First, the dollar estimates for the infrastructure deficit are simply larger than those for pensions. Don Boyd and Peter Kiernan, in a January 2014 paper, pegged the underfunding of state and local government defined-benefit pension systems at $2 trillion to $3 trillion. That’s a lot of money for sure, but the American Society of Civil Engineers estimated the country’s infrastructure deficit at $3.6 trillion, and that was back in 2013.

Second, infrastructure issues are comparatively pervasive, even if they vary by type across the country -- the need, for example, for water-related infrastructure in California and the Southwest or for fixing aging bridges and rail systems in the Northeast. As for pensions, Alicia Munnell, director of the Center for Retirement Research at Boston College, points out that many plans are well funded and argues that we should “dispense with some of the hysteria.”

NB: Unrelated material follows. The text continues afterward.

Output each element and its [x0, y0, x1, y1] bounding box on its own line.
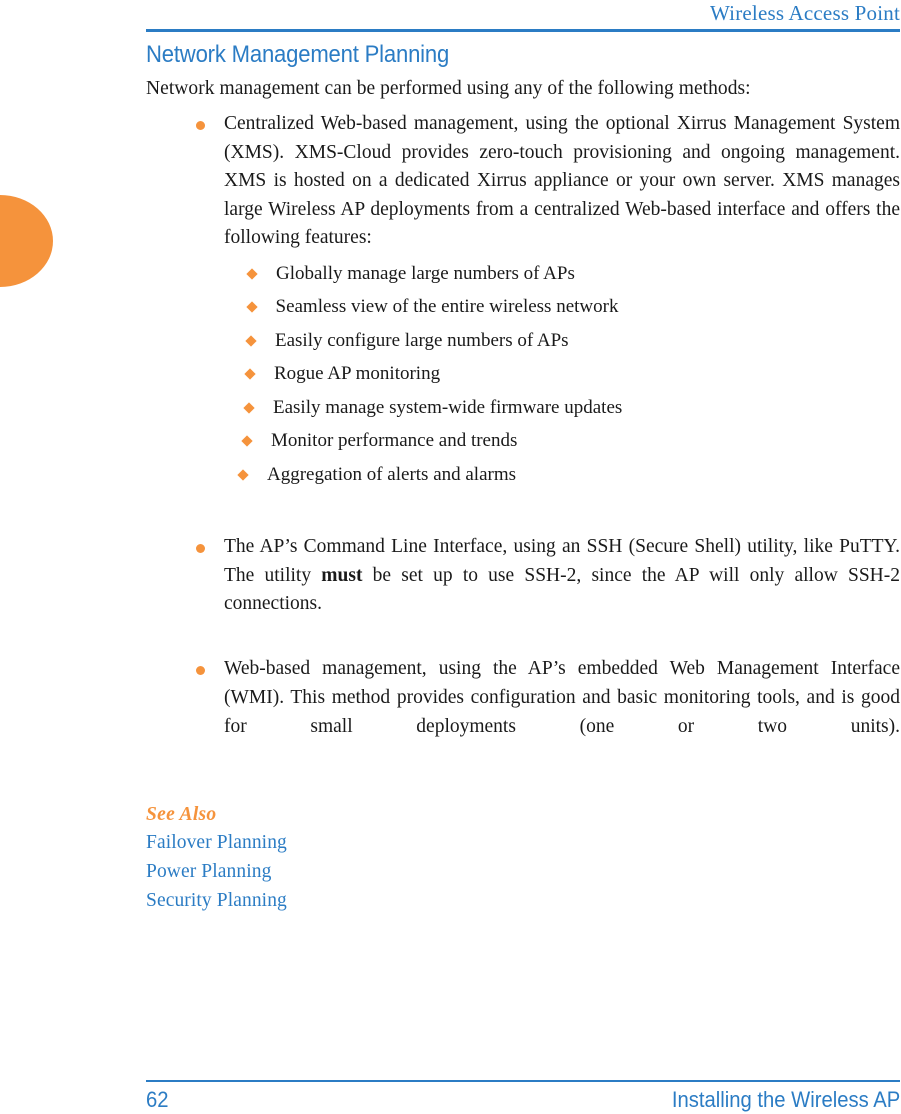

Finally, the consequences of not coming to grips with the infrastructure challenge seem more dire for the country as a whole. There is, of course, the very real threat to life and property. Beyond that is the loss of economic competitiveness. Governments with modern, well maintained infrastructure are going to enable their businesses to operate more efficiently and their citizens to enjoy a better quality of life.

I see two reasons why pension problems may have captured the attention of policymakers. There are those who have made it their mission to call attention to pension problems because it fits a small-government ideological agenda. The real abuses that have occurred, such as pension “spiking” in some plans and the abject failure of some governments -- notably Illinois and New Jersey -- to manage their pension systems with any fiscal discipline, have given plenty of fuel to those folks. And fixing pensions by cutting benefits and making public employees pay more into them is simply easier than finding the new money needed to invest in infrastructure.

My hope is that CFOs and other government finance experts will consider these arguments and use their influence to heighten government’s focus on infrastructure. The issues confronting pensions, while not trivial, are manageable. But while you may be able to pass a law to better fund a pension by sticking it to public employees, infrastructure is different: You cannot repeal the laws of physics.